Darling reiterates commitment to ten-year transport plan

16 Jan 03
The government remains fully committed to its ten-year transport investment plan of £180bn, Transport Secretary Alistair Darling insisted this week.

17 January 2003

But it will demand much tighter cost controls on contractors who, he said, 'think they can charge more because we're putting the extra money in, or whose contracts over-run'.
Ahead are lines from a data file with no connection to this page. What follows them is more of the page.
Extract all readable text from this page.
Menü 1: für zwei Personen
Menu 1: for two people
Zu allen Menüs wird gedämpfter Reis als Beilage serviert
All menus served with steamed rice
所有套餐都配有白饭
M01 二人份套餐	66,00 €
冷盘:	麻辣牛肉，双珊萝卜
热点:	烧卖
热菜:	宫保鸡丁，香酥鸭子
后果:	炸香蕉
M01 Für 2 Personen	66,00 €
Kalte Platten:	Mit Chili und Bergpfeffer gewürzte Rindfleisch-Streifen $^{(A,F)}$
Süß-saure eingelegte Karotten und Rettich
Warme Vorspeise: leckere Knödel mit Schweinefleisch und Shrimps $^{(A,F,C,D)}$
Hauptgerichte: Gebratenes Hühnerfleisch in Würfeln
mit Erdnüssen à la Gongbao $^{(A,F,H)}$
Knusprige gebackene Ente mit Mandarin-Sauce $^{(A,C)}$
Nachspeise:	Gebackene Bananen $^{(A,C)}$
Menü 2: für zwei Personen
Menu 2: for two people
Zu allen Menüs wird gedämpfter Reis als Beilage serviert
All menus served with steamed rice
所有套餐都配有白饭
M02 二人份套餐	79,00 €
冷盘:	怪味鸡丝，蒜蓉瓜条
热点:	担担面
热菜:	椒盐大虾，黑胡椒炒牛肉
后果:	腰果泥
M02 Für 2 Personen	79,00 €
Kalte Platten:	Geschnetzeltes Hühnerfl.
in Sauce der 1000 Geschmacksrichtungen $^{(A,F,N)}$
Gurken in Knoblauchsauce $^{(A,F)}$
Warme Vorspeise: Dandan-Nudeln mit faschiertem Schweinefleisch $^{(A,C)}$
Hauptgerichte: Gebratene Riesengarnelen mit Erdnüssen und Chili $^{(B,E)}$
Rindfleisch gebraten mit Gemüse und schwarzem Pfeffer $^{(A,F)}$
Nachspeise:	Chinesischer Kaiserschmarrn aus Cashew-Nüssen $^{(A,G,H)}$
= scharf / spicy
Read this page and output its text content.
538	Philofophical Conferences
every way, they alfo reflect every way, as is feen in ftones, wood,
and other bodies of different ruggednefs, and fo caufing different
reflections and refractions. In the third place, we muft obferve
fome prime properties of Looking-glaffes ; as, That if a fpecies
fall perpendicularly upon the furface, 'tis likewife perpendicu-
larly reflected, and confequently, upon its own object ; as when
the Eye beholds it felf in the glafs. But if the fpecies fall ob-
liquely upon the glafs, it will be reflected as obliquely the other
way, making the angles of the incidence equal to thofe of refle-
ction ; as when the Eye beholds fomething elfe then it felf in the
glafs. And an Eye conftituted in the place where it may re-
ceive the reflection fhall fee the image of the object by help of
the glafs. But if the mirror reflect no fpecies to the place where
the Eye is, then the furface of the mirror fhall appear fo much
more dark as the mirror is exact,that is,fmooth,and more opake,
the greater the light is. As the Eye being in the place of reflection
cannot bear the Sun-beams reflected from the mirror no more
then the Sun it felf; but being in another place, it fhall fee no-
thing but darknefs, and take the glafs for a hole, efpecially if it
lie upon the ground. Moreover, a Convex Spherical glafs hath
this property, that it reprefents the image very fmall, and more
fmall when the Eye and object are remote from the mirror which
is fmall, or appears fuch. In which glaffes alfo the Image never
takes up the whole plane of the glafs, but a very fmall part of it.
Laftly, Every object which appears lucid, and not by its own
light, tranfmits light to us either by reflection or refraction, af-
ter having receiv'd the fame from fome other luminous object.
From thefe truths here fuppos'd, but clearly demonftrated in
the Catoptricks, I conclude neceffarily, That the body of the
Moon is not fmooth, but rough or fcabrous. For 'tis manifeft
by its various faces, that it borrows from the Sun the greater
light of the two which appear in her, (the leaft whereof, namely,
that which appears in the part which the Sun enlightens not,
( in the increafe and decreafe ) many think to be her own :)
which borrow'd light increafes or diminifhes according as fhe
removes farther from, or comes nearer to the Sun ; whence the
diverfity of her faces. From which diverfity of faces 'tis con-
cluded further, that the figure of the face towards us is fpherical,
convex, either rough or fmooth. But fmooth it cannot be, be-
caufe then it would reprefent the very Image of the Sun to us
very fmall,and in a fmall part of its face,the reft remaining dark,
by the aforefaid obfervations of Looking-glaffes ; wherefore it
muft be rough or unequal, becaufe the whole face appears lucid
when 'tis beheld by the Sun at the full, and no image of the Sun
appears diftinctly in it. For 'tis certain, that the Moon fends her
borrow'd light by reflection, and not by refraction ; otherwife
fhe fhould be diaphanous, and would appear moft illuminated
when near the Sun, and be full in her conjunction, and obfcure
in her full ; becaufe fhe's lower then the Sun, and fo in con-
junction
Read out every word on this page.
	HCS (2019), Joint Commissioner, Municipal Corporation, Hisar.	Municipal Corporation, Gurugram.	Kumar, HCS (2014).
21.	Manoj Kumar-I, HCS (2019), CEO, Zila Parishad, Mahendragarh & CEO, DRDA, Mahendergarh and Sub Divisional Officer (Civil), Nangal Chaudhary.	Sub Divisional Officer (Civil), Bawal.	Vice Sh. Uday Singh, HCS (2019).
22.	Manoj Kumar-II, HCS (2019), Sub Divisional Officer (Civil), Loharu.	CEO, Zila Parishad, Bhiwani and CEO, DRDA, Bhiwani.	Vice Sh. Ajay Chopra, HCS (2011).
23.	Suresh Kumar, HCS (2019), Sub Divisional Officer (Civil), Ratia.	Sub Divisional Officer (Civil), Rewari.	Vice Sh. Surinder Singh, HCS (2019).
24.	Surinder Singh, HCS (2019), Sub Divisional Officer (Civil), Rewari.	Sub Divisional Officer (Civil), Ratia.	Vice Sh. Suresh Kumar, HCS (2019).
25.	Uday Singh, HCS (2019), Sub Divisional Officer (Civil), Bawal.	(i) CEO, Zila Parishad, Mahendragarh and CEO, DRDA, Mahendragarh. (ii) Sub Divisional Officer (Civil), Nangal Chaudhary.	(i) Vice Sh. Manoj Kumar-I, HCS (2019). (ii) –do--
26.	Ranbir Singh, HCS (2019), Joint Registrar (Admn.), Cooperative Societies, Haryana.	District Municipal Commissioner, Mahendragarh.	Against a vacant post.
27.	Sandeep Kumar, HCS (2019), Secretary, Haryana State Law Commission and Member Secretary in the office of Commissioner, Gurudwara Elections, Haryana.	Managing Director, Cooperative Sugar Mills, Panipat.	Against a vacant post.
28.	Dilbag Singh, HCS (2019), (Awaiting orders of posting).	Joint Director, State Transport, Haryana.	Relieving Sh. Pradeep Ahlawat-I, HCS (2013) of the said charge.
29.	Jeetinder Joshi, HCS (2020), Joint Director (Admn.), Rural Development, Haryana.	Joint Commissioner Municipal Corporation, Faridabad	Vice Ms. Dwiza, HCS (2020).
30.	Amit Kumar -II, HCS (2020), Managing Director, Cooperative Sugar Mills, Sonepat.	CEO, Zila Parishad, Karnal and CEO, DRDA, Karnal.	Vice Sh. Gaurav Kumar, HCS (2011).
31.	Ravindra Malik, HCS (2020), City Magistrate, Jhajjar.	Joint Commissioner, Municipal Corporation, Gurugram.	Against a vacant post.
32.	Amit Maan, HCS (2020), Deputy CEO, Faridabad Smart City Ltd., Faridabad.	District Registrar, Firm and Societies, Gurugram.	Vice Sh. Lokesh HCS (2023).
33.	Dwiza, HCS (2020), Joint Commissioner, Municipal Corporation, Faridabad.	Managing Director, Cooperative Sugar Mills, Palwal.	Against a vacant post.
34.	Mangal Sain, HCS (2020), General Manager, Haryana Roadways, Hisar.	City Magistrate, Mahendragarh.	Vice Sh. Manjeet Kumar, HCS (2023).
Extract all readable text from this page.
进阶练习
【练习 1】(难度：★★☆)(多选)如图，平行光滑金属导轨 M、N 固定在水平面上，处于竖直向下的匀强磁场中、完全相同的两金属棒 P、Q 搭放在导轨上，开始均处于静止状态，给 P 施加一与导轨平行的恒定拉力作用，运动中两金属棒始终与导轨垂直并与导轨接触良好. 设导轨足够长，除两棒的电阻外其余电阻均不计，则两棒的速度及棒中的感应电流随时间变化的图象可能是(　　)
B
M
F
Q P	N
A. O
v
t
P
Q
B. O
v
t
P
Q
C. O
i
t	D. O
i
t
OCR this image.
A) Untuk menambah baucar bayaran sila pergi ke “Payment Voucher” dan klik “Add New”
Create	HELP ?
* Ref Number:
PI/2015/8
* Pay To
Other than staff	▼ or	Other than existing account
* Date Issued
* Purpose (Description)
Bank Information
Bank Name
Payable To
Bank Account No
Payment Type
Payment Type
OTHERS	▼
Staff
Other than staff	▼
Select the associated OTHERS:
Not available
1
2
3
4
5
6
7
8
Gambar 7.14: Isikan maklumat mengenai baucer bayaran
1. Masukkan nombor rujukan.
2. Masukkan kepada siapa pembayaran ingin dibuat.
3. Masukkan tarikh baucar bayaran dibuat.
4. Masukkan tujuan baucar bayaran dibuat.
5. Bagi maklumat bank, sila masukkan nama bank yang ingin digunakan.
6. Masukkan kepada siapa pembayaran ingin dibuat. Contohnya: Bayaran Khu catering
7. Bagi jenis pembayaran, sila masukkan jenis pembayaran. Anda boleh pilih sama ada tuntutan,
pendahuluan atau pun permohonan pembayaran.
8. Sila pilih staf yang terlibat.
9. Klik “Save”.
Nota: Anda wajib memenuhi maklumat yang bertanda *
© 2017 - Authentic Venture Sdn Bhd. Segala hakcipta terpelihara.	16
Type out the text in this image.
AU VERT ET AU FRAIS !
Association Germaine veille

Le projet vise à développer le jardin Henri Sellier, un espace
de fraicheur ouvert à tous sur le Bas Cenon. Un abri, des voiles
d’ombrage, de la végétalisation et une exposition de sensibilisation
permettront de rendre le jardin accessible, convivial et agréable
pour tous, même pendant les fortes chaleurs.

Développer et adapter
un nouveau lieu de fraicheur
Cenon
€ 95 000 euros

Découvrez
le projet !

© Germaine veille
His comments were made at a symposium, Building World Class Transport Services, organised by Unison on January 15. The scale of problems, such as the state of rail tracks and levels of congestion, were far more apparent now than when the ten-year plan was drawn up, he admitted: 'Plus, we have a legacy problem from the last few years of privatisation.'

Network Rail this week took back direct control of track maintenance from the financially troubled contractor Amey. However, the transport secretary rejected the suggestion that there was a contradiction between this decision and awarding a 30-year contract to run London Underground to a private consortium that includes Amey. 'Our contract is with the consortium, not the company,' he said. 'There are much tighter controls than there have been for rail maintenance.'

On congestion charging for London, Darling said that 'in principle it's one of a number of measures the government approves. But the devil will be in the detail of getting the technology right'.

He called for a 'cultural revolution' in transport, which puts the needs of customers above those of producers. Local authorities should not raid transport budgets to solve other problems, he said, while bus usage needed to be encouraged more widely.